L’empereur de la lune (Enguerrand de Hys) © Luc Bertau – Opéra-Théâtre Eurométropole de Metz
La distribution se signale par son unité comme son total engagement. L’action repose déjà sur les deux premiers rôles, masculins, deux compères aussi bons comédiens que chanteurs. Mais il n‘est pas pour autant de rôle secondaire, ou qui soit moins bien servi que les autres. Chacun aura son aria aux deux premiers actes, sans compter les duos et les grands finales. Ecclitico le ténor Sébastien Droy, a tout l’abattage attendu pour mener la danse. Ses deux airs sont bien conduits, mais c’est dans son dernier duo avec Clarice qu’il donne le meilleur de lui-même. Le baryton Romain Dayez, athlétique Buonafede, est irrésistible au finale du I, lorsqu’il croit s’envoler. La voix est ample, longue et bien timbrée, toujours intelligible. Au II, l’aria con balletto « Che mondo amabile », avec les vents, est une réussite. Le troisième larron, Enguerrand de Hys, Cecco, valet de comédie, donne toute sa verve à l’Empereur de la lune (« Un avara suda e pena ») après un remarquable « Mi fano ridere », à l’acte précédent. Dans le livret, Ernesto est quelque peu privé d’humanité. Haydn lui donne vie, c’est déjà une sorte d’Ottavio. Ce soir, Mireille Lebel, mezzo canadienne trop rare chez nous, nous vaut une composition de grande qualité, vocale comme scénique, dès son « Begli occhi vezzosi ». Flaminia, Catherine Trottmann, est vocalement le plus intéressant des personnages féminins. On attendait ses coloratures du « Ragion nell’ alma siede », grand air digne de l’opera seria, et l’on n’est pas déçu. Peut-être un supplément de passion qu’elle trouvera sans peine au cours des prochaines représentations, et nous serons proches de l’idéal. Sa sœur, Clarice, est confiée à Déborah Salazar-Sanfeld. Son « Son fanciulla da marito » était prometteur. L’aria suivant « Quanta gente che sospira », mais surtout son ultime duo avec Ecclitico nous ravissent. La Lisetta de Pauline Claes ne s’en laisse pas compter, particulièrement par Buonafede. Les couleurs, l’expression et le soutien séduisent. L’ambiguïté malicieuse du « Una donna come me » lui va à ravir, tout comme « Se lo comanda, ci veniro ». Exemplaires de vie, de précision et d’équilibre, les finales de chacun des trois actes – particulièrement du deuxième, magistral – réunissant les 7 solistes, annoncent ceux des Nozze di Figaro. Eux seuls suffiraient à justifier que Haydn soit enfin reconnu comme un grand compositeur lyrique.

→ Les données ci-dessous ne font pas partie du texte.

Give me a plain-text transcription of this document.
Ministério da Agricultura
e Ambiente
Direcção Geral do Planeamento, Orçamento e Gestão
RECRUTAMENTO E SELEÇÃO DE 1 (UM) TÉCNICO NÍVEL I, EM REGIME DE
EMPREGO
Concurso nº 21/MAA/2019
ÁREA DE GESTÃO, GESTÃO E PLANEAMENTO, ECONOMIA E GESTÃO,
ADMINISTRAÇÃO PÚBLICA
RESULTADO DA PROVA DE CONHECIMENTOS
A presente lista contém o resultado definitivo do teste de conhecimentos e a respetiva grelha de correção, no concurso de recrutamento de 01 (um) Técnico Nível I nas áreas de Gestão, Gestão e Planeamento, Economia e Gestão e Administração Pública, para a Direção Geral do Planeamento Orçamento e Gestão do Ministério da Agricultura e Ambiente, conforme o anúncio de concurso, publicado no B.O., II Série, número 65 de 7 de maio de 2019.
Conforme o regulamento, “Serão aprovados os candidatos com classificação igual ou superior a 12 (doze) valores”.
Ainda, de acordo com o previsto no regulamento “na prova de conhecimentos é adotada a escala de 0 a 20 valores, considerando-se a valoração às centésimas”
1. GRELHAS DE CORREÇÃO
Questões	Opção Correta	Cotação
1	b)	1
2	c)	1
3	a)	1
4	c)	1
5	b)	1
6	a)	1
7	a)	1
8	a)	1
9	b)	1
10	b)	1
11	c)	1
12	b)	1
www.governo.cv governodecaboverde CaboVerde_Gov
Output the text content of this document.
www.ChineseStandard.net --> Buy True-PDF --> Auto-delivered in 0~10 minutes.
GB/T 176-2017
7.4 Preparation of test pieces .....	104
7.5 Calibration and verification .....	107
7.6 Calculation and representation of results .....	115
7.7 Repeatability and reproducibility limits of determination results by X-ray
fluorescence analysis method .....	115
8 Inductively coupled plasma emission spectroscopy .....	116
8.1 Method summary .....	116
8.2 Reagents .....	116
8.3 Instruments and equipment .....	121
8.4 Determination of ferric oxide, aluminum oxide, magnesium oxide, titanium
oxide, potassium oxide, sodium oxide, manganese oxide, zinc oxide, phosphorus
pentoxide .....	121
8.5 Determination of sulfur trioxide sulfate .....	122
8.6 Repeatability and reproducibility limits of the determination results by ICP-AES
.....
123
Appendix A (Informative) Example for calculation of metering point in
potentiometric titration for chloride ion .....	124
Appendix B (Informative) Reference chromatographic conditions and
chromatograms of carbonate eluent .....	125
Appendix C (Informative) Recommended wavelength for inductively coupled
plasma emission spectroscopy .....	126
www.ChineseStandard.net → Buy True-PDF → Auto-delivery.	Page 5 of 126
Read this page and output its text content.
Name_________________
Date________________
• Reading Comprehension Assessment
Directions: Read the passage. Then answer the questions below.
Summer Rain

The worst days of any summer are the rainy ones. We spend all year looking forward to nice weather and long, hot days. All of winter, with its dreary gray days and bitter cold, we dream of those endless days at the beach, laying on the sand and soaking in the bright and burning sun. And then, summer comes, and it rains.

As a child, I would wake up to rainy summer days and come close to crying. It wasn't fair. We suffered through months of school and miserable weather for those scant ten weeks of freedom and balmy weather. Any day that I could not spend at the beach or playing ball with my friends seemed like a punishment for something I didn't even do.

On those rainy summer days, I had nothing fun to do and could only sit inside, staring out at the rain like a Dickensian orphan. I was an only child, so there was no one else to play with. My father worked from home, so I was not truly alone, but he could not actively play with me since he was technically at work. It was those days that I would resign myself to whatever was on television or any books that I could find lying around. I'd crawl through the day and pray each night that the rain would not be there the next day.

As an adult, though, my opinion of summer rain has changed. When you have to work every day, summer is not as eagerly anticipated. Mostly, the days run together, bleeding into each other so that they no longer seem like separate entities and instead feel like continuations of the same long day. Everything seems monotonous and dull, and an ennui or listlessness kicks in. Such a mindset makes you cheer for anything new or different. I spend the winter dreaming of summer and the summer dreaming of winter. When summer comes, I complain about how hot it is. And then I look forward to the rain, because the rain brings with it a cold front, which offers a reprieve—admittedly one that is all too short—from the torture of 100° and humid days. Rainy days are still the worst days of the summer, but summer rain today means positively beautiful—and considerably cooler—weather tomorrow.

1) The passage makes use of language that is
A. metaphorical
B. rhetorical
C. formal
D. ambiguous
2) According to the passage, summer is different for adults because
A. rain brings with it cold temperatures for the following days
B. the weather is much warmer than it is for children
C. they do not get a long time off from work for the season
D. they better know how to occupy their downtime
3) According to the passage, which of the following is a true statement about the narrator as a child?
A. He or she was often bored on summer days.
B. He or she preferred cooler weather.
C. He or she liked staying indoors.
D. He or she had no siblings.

Sébastien Droy (Ecclitico) et Romain Dayez (Buonafede) © Luc Bertau – Opéra-Théâtre Eurométropole de Metz
A la tête de l’Orchestre national de Metz Grand Est, David Reiland, qui devait assurer la direction musicale, souffrant, a été remplacé au pied-levé par Victor Rouanet, très jeune chef, disciple d’Alain Altinoglu, assistant à l’Orchestre national de Lille. Il faut lui savoir gré d’avoir sauvé la production. Le temps imparti ne lui a pas permis d’imposer sa marque à l’orchestre, et nous restons quelque peu sur notre faim : le sourire, l’humour – marque de Haydn – mais aussi le caractère dramatique de telle scène sont effleurés. C’est propre, appliqué et en place. Le souffle fait défaut. Personne n’a démérité. Le chœur, bien préparé, vocalement comme scéniquement, n’appelle que des éloges.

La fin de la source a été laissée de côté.